(Com uma noite de S. João das mais climaticamente irrepreensíveis de que tenho memória e com uma Cidade cada vez mais cosmopolita de que tenho memória, houve tempo suficiente para refletir sobre a nossa fragrante ignorância informativa que a Rússia de todos os poderes e excessos nos traz. É espantoso como a troupe alargada de palradores instalada na nossa comunicação social disserta erraticamente sobre a revolta e depois recuo do grupo de mercenários Wagner, simulando que entende o que está a acontecer, quando uma análise medianamente fria e objetiva nos mostra que percebem tanto do assunto como nós próprios. A diferença é que são pagos para disfarçar a sua própria ignorância. E aqui estou eu, num domingo um pouco mais ameno e já virado para S. Pedro, a pensar na minha própria perplexidade e ignorância sobre o que se passa em territórios tão longínquos.)

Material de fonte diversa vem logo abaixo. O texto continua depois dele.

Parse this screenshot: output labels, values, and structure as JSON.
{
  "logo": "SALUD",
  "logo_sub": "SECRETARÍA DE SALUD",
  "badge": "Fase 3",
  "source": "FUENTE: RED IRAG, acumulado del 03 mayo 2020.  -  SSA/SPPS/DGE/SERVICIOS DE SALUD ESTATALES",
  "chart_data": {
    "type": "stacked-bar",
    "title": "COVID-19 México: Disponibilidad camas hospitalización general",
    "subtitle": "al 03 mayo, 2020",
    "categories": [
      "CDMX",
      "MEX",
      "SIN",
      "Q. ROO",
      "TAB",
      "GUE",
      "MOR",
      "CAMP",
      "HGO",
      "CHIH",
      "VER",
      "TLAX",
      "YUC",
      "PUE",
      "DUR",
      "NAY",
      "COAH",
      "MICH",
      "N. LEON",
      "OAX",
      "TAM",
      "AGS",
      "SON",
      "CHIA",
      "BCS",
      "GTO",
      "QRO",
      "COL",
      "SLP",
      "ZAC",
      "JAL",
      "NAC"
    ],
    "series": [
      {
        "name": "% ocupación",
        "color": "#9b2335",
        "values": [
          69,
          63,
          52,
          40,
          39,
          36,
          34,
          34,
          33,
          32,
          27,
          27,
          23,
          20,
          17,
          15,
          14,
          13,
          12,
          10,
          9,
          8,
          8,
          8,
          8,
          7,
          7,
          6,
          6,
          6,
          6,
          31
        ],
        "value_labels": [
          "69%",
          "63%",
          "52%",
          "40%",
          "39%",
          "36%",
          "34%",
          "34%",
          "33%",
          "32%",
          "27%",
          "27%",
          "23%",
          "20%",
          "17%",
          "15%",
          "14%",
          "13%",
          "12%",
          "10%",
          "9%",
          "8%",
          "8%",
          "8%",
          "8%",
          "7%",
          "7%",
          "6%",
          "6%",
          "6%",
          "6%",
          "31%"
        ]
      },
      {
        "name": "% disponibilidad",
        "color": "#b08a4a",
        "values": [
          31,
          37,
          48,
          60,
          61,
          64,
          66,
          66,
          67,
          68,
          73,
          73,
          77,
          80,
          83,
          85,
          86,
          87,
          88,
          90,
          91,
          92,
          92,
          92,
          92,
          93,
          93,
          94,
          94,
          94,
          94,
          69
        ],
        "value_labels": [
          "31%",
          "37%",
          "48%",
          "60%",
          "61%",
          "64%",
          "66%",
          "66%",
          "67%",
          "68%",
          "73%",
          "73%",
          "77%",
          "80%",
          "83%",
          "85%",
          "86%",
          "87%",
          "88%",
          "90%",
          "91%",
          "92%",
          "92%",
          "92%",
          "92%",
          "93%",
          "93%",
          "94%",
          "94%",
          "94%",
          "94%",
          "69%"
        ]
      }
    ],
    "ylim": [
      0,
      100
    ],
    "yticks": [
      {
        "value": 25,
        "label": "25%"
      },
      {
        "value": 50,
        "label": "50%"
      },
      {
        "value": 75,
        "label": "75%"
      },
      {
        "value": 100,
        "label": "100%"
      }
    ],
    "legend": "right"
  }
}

Sabíamos que uma parte sensível da diplomacia externa russa, particularmente em África, tinha no Grupo Wagner um importante aliado de circunstância ou de convergência de interesses. Sabíamos também que a invasão da Ucrânia pela Rússia localizava tal grupo em diferentes cenários de guerra, embora não se compreendendo bem o que é que fazia correr aquele grupo de mercenários e com que base de acordos com o regime de Putin essa participação era assegurada. Em África, percebia-se que o apoio do grupo Wagner a alguns governos tinha como contrapartida a participação no saque das riquezas naturais de tais países, numa espécie de guerra por objetivos. Já na presença na Ucrânia era mais difícil compreender o racional. Mas cedo se percebeu que entre Prigozhin e algumas figuras do poder militar russo havia uma tensão indisfarçável no ar, sendo no entanto incompreensível o papel de Putin nessa triangulação.
E a partir daqui entra-se nas trevas informativas. Mas afinal a rebelião com movimentação inicial de forças na fronteira entre a Ucrânia e a Rússia, caminhada para Rostov e posterior encaminhamento para Moscovo não tem explicação plausível, pelo menos à luz da reduzida informação que circulou na imprensa internacional. O silêncio ocidental sobre a matéria tanto pôde significar uma atitude de prudência e precaução face a uma evolução interna russa cujos contornos finais poderiam ser mais catastróficos do que a situação atual, como poderá sugerir, talvez de modo cabalístico acentuado, a presença de acordos inconfessáveis com conhecimento dos serviços secretos ocidentais.
A minha perplexidade começa neste ponto. Não consigo encontrar em tudo que foi publicado sobre a matéria uma explicação plausível para a rebelião. E, de certo modo, essa perplexidade alonga-se para o recuo observado nos movimentos do Grupo, sobretudo no âmbito de uma negociação que teve no líder da Bielorússia o principal protagonista, o que adensa todas as dúvidas. Como é que um líder de segunda, simples títere de Putin, aparece com tanta centralidade neste processo? O mistério adensa-se.
Mas a perplexidade não se queda por aqui. Como é possível que uma força visível no terreno e embora bem treinada e destemida como o Grupo Wagner avance com tanta facilidade pelo interior do território russo, apontando a Moscovo, como que operando num espaço vazio sem constrangimentos? Mesmo a ocupação de Rostov deu a impressão por vezes de uma larga encenação. Mas é esta a capacidade de defesa interna do regime russo? Uma larga anestesia parecer ter travado todas as possibilidades de defesa e reação, sendo necessário que tropas chechenas de Kadyrov se movimentassem para aparentemente ocupar o espaço da reação que as forças regulares russas não estavam a assegurar. Será que o regime com as suas contradições internas está por um fio e que a presença de ocupação na Ucrânia desbaratou energias internas? O que pensar de todo este imbróglio?
Só sei que estou cada vez confuso. Espanta-me a lata dos palradores de serviço dissimulando a sua própria ignorância. Ou seja, uma história global cada vez pior contada.